Aaron (Mr. DeannaCat)
Hi Jewlybug, air circulation is very much needed for healthy seedlings and plants. It would be best if you were able to open part of the tent as one would a door for even better air flow. When we lived in Northern California, there were a lot of gray squirrels that would get into the garden, we found that having even a 1 ft. tall barrier (fencing) around our garden area was enough to keep them out. Though I am not sure of the exact squirrels in your area and their willingness to search out food at the expense of your garden. Let us know how it works out for you and good luck!
Melissa E
Thank you so much for this wonderful chart.You both have inspired me to grow more flowers with my veg. What is your go to for when to plant flowers. Last year I started my sunflowers too late and they didn’t make it through our scorching summer.

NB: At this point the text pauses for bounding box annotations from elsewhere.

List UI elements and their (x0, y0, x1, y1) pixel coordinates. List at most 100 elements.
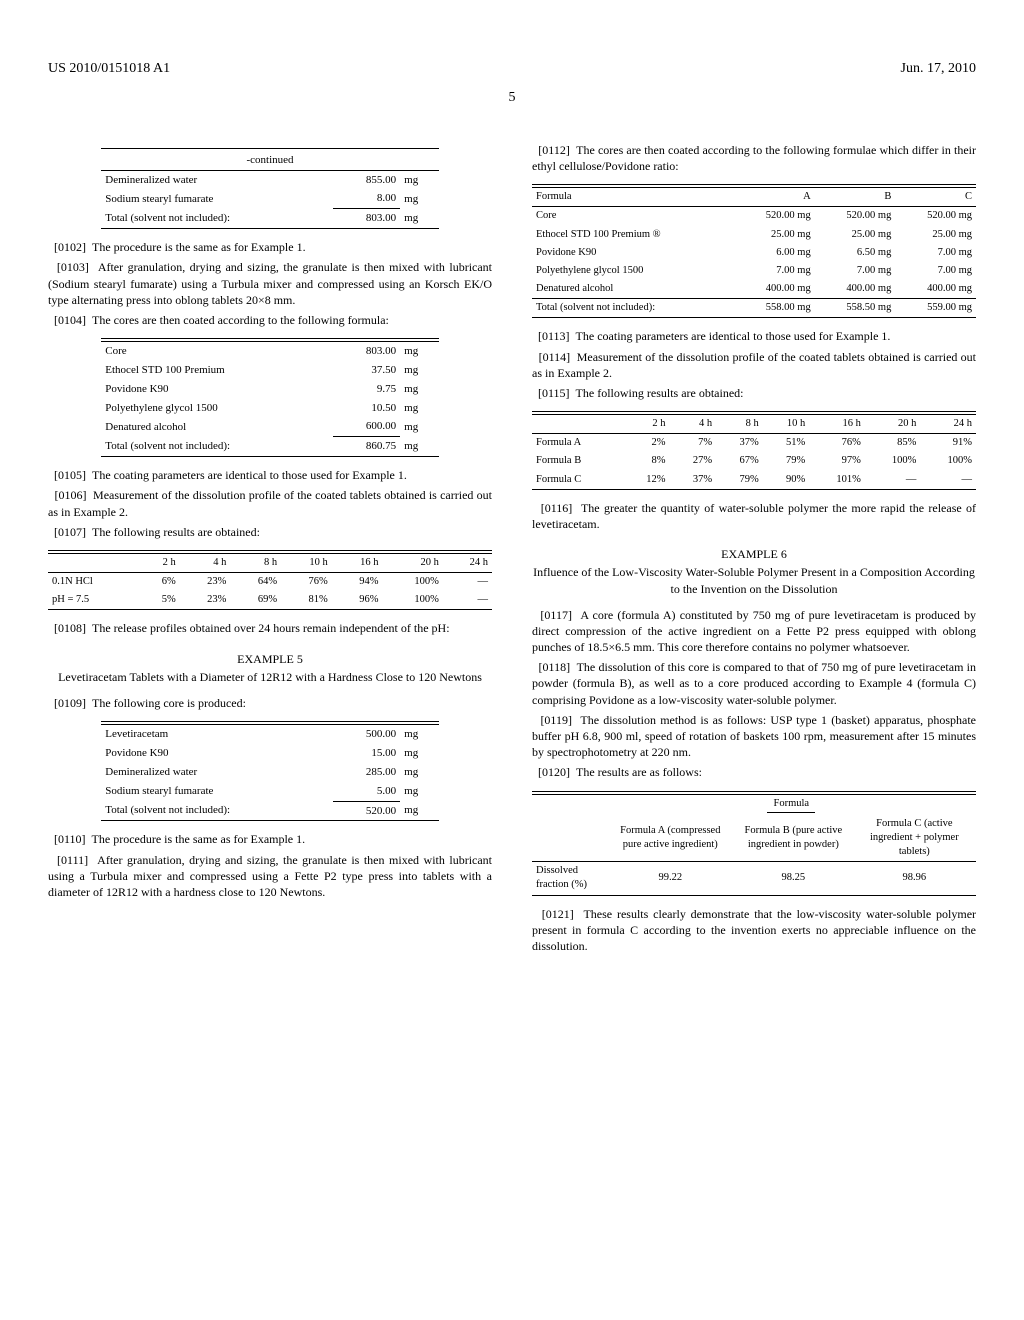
col-head: 4 h (670, 415, 717, 434)
publication-date: Jun. 17, 2010 (901, 60, 976, 79)
row-label: Formula B (532, 452, 623, 470)
para-text: The following core is produced: (92, 696, 246, 710)
paragraph: [0120] The results are as follows: (532, 764, 976, 780)
col-head: Formula (532, 188, 734, 207)
cell: mg (400, 380, 439, 399)
cell: 100% (382, 591, 442, 610)
cell: mg (400, 170, 439, 189)
row-label: Formula A (532, 434, 623, 453)
cell: 81% (281, 591, 332, 610)
para-text: Measurement of the dissolution profile o… (48, 488, 492, 518)
paragraph: [0103] After granulation, drying and siz… (48, 259, 492, 308)
para-text: These results clearly demonstrate that t… (532, 907, 976, 953)
total-val: 860.75 (333, 437, 400, 457)
col-head: 8 h (716, 415, 763, 434)
para-text: The results are as follows: (576, 765, 702, 779)
row-label: pH = 7.5 (48, 591, 139, 610)
cell: 6.50 mg (815, 244, 896, 262)
group-head: Formula (767, 797, 815, 813)
para-text: The cores are then coated according to t… (92, 313, 389, 327)
col-head: A (734, 188, 815, 207)
cell: mg (400, 189, 439, 208)
col-head: 24 h (920, 415, 976, 434)
cell: — (443, 573, 492, 592)
cell: 97% (809, 452, 865, 470)
sub-head: Formula C (active ingredient + polymer t… (853, 815, 976, 862)
para-num: [0114] (539, 350, 571, 364)
para-num: [0113] (538, 329, 570, 343)
col-head: 2 h (139, 553, 180, 572)
table-core: Levetiracetam500.00mg Povidone K9015.00m… (101, 721, 438, 821)
cell: 400.00 mg (815, 280, 896, 299)
paragraph: [0109] The following core is produced: (48, 695, 492, 711)
right-column: [0112] The cores are then coated accordi… (532, 138, 976, 958)
cell: Sodium stearyl fumarate (101, 189, 333, 208)
cell: mg (400, 744, 439, 763)
para-text: The procedure is the same as for Example… (92, 240, 306, 254)
paragraph: [0113] The coating parameters are identi… (532, 328, 976, 344)
cell: 558.00 mg (734, 299, 815, 318)
row-label: Formula C (532, 471, 623, 490)
cell: mg (400, 763, 439, 782)
table-title: -continued (101, 148, 438, 170)
cell: 91% (920, 434, 976, 453)
cell: 51% (763, 434, 810, 453)
paragraph: [0117] A core (formula A) constituted by… (532, 607, 976, 656)
col-head: 20 h (382, 553, 442, 572)
example-subtitle: Levetiracetam Tablets with a Diameter of… (48, 669, 492, 685)
cell: 85% (865, 434, 921, 453)
cell: mg (400, 725, 439, 744)
para-num: [0111] (57, 853, 88, 867)
para-text: The following results are obtained: (576, 386, 744, 400)
cell: 27% (670, 452, 717, 470)
paragraph: [0107] The following results are obtaine… (48, 524, 492, 540)
table-dissolution-2: 2 h 4 h 8 h 10 h 16 h 20 h 24 h Formula … (532, 411, 976, 490)
cell: 400.00 mg (734, 280, 815, 299)
example-title: EXAMPLE 6 (532, 546, 976, 562)
col-head (48, 553, 139, 572)
total-unit: mg (400, 209, 439, 229)
col-head: B (815, 188, 896, 207)
table-formula-abc: Formula A B C Core520.00 mg520.00 mg520.… (532, 184, 976, 318)
col-head: 16 h (809, 415, 865, 434)
table-continued: -continued Demineralized water855.00mg S… (101, 148, 438, 229)
table-dissolution-1: 2 h 4 h 8 h 10 h 16 h 20 h 24 h 0.1N HCl… (48, 550, 492, 611)
para-num: [0102] (54, 240, 86, 254)
para-num: [0105] (54, 468, 86, 482)
example-title: EXAMPLE 5 (48, 651, 492, 667)
para-num: [0112] (538, 143, 570, 157)
cell: 600.00 (333, 417, 400, 436)
cell: 8.00 (333, 189, 400, 208)
para-text: The release profiles obtained over 24 ho… (92, 621, 450, 635)
cell: 7.00 mg (815, 262, 896, 280)
para-text: After granulation, drying and sizing, th… (48, 260, 492, 306)
col-head (532, 415, 623, 434)
para-text: A core (formula A) constituted by 750 mg… (532, 608, 976, 654)
cell: — (865, 471, 921, 490)
cell: 98.96 (853, 862, 976, 895)
total-label: Total (solvent not included): (101, 437, 333, 457)
cell: mg (400, 417, 439, 436)
cell: 37.50 (333, 361, 400, 380)
para-num: [0121] (542, 907, 574, 921)
paragraph: [0119] The dissolution method is as foll… (532, 712, 976, 761)
para-num: [0118] (539, 660, 571, 674)
paragraph: [0110] The procedure is the same as for … (48, 831, 492, 847)
sub-head: Formula A (compressed pure active ingred… (607, 815, 734, 862)
cell: 23% (180, 573, 231, 592)
cell: 803.00 (333, 342, 400, 361)
cell: 100% (382, 573, 442, 592)
cell: Povidone K90 (532, 244, 734, 262)
col-head: 2 h (623, 415, 670, 434)
paragraph: [0105] The coating parameters are identi… (48, 467, 492, 483)
cell: 99.22 (607, 862, 734, 895)
cell: 285.00 (333, 763, 400, 782)
paragraph: [0118] The dissolution of this core is c… (532, 659, 976, 708)
cell: 500.00 (333, 725, 400, 744)
para-text: Measurement of the dissolution profile o… (532, 350, 976, 380)
para-text: The procedure is the same as for Example… (92, 832, 306, 846)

I’m in zone 10, in So. Cali. 🙂
Aaron (Mr. DeannaCat)
Hello Melissa, sunflowers sprout and start growing rather quickly. Since you are in Southern California, start sprouting flower seeds now and they will be more than ready to be planted out by early to mid March. Good luck!
Cee gee
Would you recommend growing in a galvanized metal water trough? I purchased a few of them to use as raised bed, we have a major gopher issue here !
Aaron (Mr. DeannaCat)
Hello Cee gee, you should be good to go as long as you drill enough holes in the bottom of the trough to make sure your beds get enough drainage. Metal raised beds may heat up or cool down the soil more in hot and cold weather which can have an adverse reaction on your plants though it may be minimal enough. If you haven’t checked out these articles yet, I would look into some of them further: How to Build a Raised Garden Bed: Step-by-Step Guide and Raised Garden Beds vs. In-Ground Beds: Pros & Cons. Let us know if you have any other questions and thanks for reading!
Jennifer
We actually have 6 large water troughs that we use for raised beds. Make sure you have lots (20-30) drainage holes in the bottom. Our all sit on top of concrete blocks for good drainage. WE also oput in about 8-10 inches of 1″ rocks before adding our soil. Good Luck! Happy Gardening.